You are welcome to use any code from the weekly notebooks in your solutions to the HW.

## PROBLEM 1: Neighbor-joining (20 points)

Construct a tree from these distances using the neighbor-joining algorithm. Show your updated distance matrix after each merge and give branch lengths for the final tree.

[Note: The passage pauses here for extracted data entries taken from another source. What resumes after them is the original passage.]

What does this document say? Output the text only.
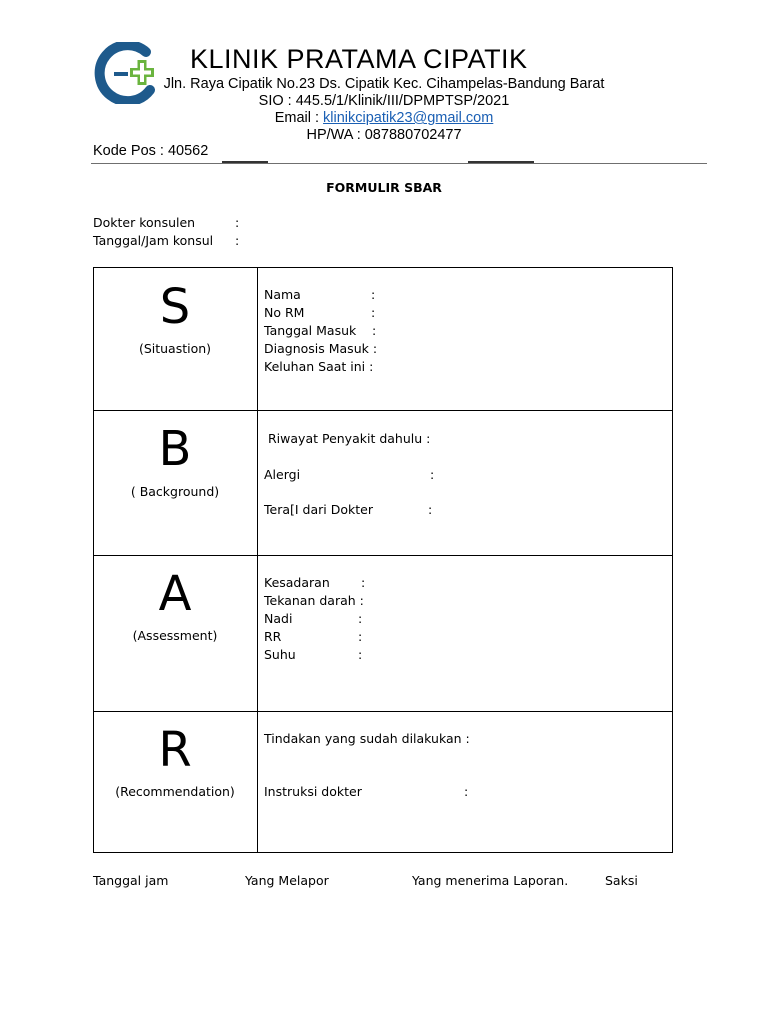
KLINIK PRATAMA CIPATIK
Jln. Raya Cipatik No.23 Ds. Cipatik Kec. Cihampelas-Bandung Barat
SIO : 445.5/1/Klinik/III/DPMPTSP/2021
Email : klinikcipatik23@gmail.com
HP/WA : 087880702477
Kode Pos : 40562
FORMULIR SBAR
Dokter konsulen	:
Tanggal/Jam konsul :
S
(Situastion)
Nama	:
No RM	:
Tanggal Masuk :
Diagnosis Masuk :
Keluhan Saat ini :
B
( Background)
Riwayat Penyakit dahulu :
Alergi	:
Tera[I dari Dokter	:
A
(Assessment)
Kesadaran :
Tekanan darah :
Nadi	:
RR	:
Suhu	:
R
(Recommendation)
Tindakan yang sudah dilakukan :
Instruksi dokter	:
Tanggal jam	Yang Melapor	Yang menerima Laporan.	Saksi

|       | A | B | C | D | E |
|-------|---|---|---|---|---|
| **A** |   | 7 | 13|  9| 10| 
| **B** |   |   |  8|  4|  5|
| **C** |   |   |   |  6|  9|
| **D** |   |   |   |   |  5|
| **E** |   |   |   |   |  &nbsp; |


In [1]:
import toytree, itertools

def print_matrix(d):
    print('', end="\t")
    for i in L:
        print(i, end="\t")
    print()
    for i in L:
        print(i, end="\t")
        for j in L:
            v = d.get((i, j), d.get((j, i))) if i != j else 0
            print(round(v, 2), end="\t")
        print()

d = {
    ('A', 'A'): 0, ('A', 'B'): 7, ('A', 'C'): 13, ('A', 'D'): 9, ('A', 'E'): 10, 
    ('B', 'A'): 7, ('B', 'B'): 0, ('B', 'C'): 8, ('B', 'D'): 4, ('B', 'E'): 5, 
    ('C', 'A'): 13, ('C', 'B'): 8, ('C', 'C'): 0, ('C', 'D'): 6, ('C', 'E'): 9, 
    ('D', 'A'): 9, ('D', 'B'): 4, ('D', 'C'): 6, ('D', 'D'): 0, ('D', 'E'): 5, 
    ('E', 'A'): 10, ('E', 'B'): 5, ('E', 'C'): 9, ('E', 'D'): 5, ('E', 'E'): 0
}

L = sorted({e1 for (e1, e2) in d})

for iteration in range(1, len(L) - 1):
    print(f"======================== Iteration {iteration} ========================")
    r = {e : sum(d[(e, k)] for k in L if e != k) / (len(L) - 2) for e in L}
    D = {(i, j) : d[(i, j)] - r[i] - r[j] for (i, j) in itertools.combinations(L, r=2)}
    (i, j) = min(D, key=D.get)
    k = i + j
    
    d[(i, k)] = (d[(i, j)] + r[i] - r[j]) / 2
    d[(j, k)] = (d[(i, j)] + r[j] - r[i]) / 2
    d.update({(m, k) : (d[(i, m)] + d[(j, m)] - d[(i, j)]) / 2 for m in L if m not in (i, j)})
    d.update({tuple(reversed(e)) : d[e] for e in d})
    
    print("Actual Distance: ")
    print_matrix(d)
    
    print()
    print("r: ")
    for e in r:
        print(f"r({e}) = {str(round(r[e], 2))}") 
        
    print()
    print("Corrected Distance: ")
    print_matrix(D)
    
    print()
    print(f"Merge {i} and {j} to a new node {k}")
    print(f"d({i}, {k}) = {d[(i, k)]}")
    print(f"d({j}, {k}) = {d[(j, k)]}")
    
    L = list([e for e in L if e not in (i, j)] + [k])
    print()
    
tree = "(E:3.0000,(A:6.0000,B:1.0000):1.0000,(C:5.0000,D:1.0000):1.0000);"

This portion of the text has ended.